アメノウズメとしての役割を全うするプリキュアたち。
うたを気遣うカイト。いわゆる「ヒーローたちのことは、誰が心配してあげられるの?」に言及したシーンともいえる。プリキュアシリーズの世界観の再定義をしつつ、ヒロインたちに役割を押し付けている形になっていることへの皮肉ともいえるかもしれない?
チョッキリ団の3人は、タイムボカンシリーズの3人みたく描かれると思ってたが、中盤で早々に袂を分かつ形となり、あまり掘り下げられず、終盤での再集結でまとまる。

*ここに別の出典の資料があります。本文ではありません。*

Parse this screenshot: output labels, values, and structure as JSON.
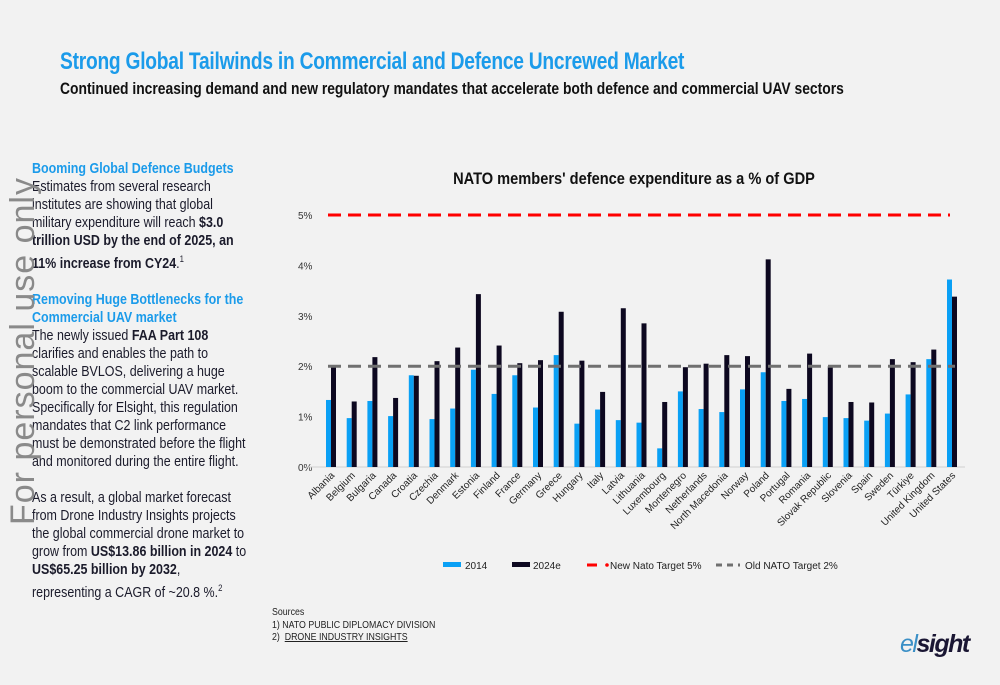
{
  "header": {
    "title": "Strong Global Tailwinds in Commercial and Defence Uncrewed Market",
    "subtitle": "Continued increasing demand and new regulatory mandates that accelerate both defence and commercial UAV sectors"
  },
  "watermark": "For personal use only",
  "left_column": {
    "section1": {
      "heading": "Booming Global Defence Budgets",
      "text": "Estimates from several research institutes are showing that global military expenditure will reach ",
      "bold": "$3.0 trillion USD by the end of 2025, an 11% increase from CY24",
      "tail": ".",
      "sup": "1"
    },
    "section2": {
      "heading": "Removing Huge Bottlenecks for the Commercial UAV market",
      "text_pre": "The newly issued ",
      "bold": "FAA Part 108",
      "text_post": " clarifies and enables the path to scalable BVLOS, delivering a huge boom to the commercial UAV market. Specifically for Elsight, this regulation mandates that C2 link performance must be demonstrated before the flight and monitored during the entire flight."
    },
    "section3": {
      "text_pre": "As a result, a global market forecast from Drone Industry Insights projects the global commercial drone market to grow from ",
      "bold1": "US$13.86 billion in 2024",
      "text_mid": " to ",
      "bold2": "US$65.25 billion by 2032",
      "text_post": ", representing a CAGR of ~20.8 %.",
      "sup": "2"
    }
  },
  "sources": {
    "label": "Sources",
    "items": [
      "1)  NATO PUBLIC DIPLOMACY DIVISION",
      "2)  "
    ],
    "link": "DRONE INDUSTRY INSIGHTS"
  },
  "logo": {
    "part1": "el",
    "part2": "sight"
  },
  "colors": {
    "series2014": "#0aa0f5",
    "series2024e": "#0d0820",
    "new_target": "#ff0000",
    "old_target": "#707070",
    "title": "#1b9bea"
  },
  "chart_data": {
    "type": "bar",
    "title": "NATO members' defence expenditure as a % of GDP",
    "xlabel": "",
    "ylabel": "",
    "ylim": [
      0,
      5
    ],
    "yticks": [
      "0%",
      "1%",
      "2%",
      "3%",
      "4%",
      "5%"
    ],
    "grid": false,
    "legend_position": "bottom",
    "categories": [
      "Albania",
      "Belgium",
      "Bulgaria",
      "Canada",
      "Croatia",
      "Czechia",
      "Denmark",
      "Estonia",
      "Finland",
      "France",
      "Germany",
      "Greece",
      "Hungary",
      "Italy",
      "Latvia",
      "Lithuania",
      "Luxembourg",
      "Montenegro",
      "Netherlands",
      "North Macedonia",
      "Norway",
      "Poland",
      "Portugal",
      "Romania",
      "Slovak Republic",
      "Slovenia",
      "Spain",
      "Sweden",
      "Türkiye",
      "United Kingdom",
      "United States"
    ],
    "series": [
      {
        "name": "2014",
        "values": [
          1.33,
          0.97,
          1.31,
          1.01,
          1.82,
          0.95,
          1.16,
          1.93,
          1.45,
          1.82,
          1.18,
          2.22,
          0.86,
          1.14,
          0.93,
          0.88,
          0.37,
          1.5,
          1.15,
          1.09,
          1.54,
          1.88,
          1.31,
          1.35,
          0.99,
          0.97,
          0.92,
          1.06,
          1.44,
          2.14,
          3.72
        ]
      },
      {
        "name": "2024e",
        "values": [
          2.0,
          1.3,
          2.18,
          1.37,
          1.81,
          2.1,
          2.37,
          3.43,
          2.41,
          2.06,
          2.12,
          3.08,
          2.11,
          1.49,
          3.15,
          2.85,
          1.29,
          1.98,
          2.05,
          2.22,
          2.2,
          4.12,
          1.55,
          2.25,
          2.0,
          1.29,
          1.28,
          2.14,
          2.08,
          2.33,
          3.38
        ]
      }
    ],
    "reference_lines": [
      {
        "name": "New Nato Target 5%",
        "value": 5
      },
      {
        "name": "Old NATO Target 2%",
        "value": 2
      }
    ]
  }
}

敵方の描写の割合が減りつつあるのは『ひろプリ』以降からの流れ。

48話

ダークイーネとチョッキリーヌの関係性が、劇場版のアマスとテラのような関係性に近いことが判明。劇場版の展開が、終盤に掛かってるのは『トロプリ』以降? それとも、もっと前から?
劇場版では闇クラゲの大量発生に苦戦していて、先輩プリキュアたちに助けられる形だったが、テレビシリーズ終盤では「ここは任せて」がそれぞれが担えるように。あるある展開ながら、成長と熱さが伝わっくる。劇場版みたくそれぞれの持ち曲を披露するのは『キミプリ』ならでは。
アメノウズメ=キュアアイドルの交渉はいかに?

49話

シリーズ伝統を直球で投げ込む最終回。
絶対に諦めない、対立勢力との和解、ほんのり切ない片想い……。
伝統も引き継がれつつ、プリルン・メロロンのように、依存から自立・共助へと成長を遂げる妖精キャラクターが描かれ、妖精の立ち位置の変化も観られた今作。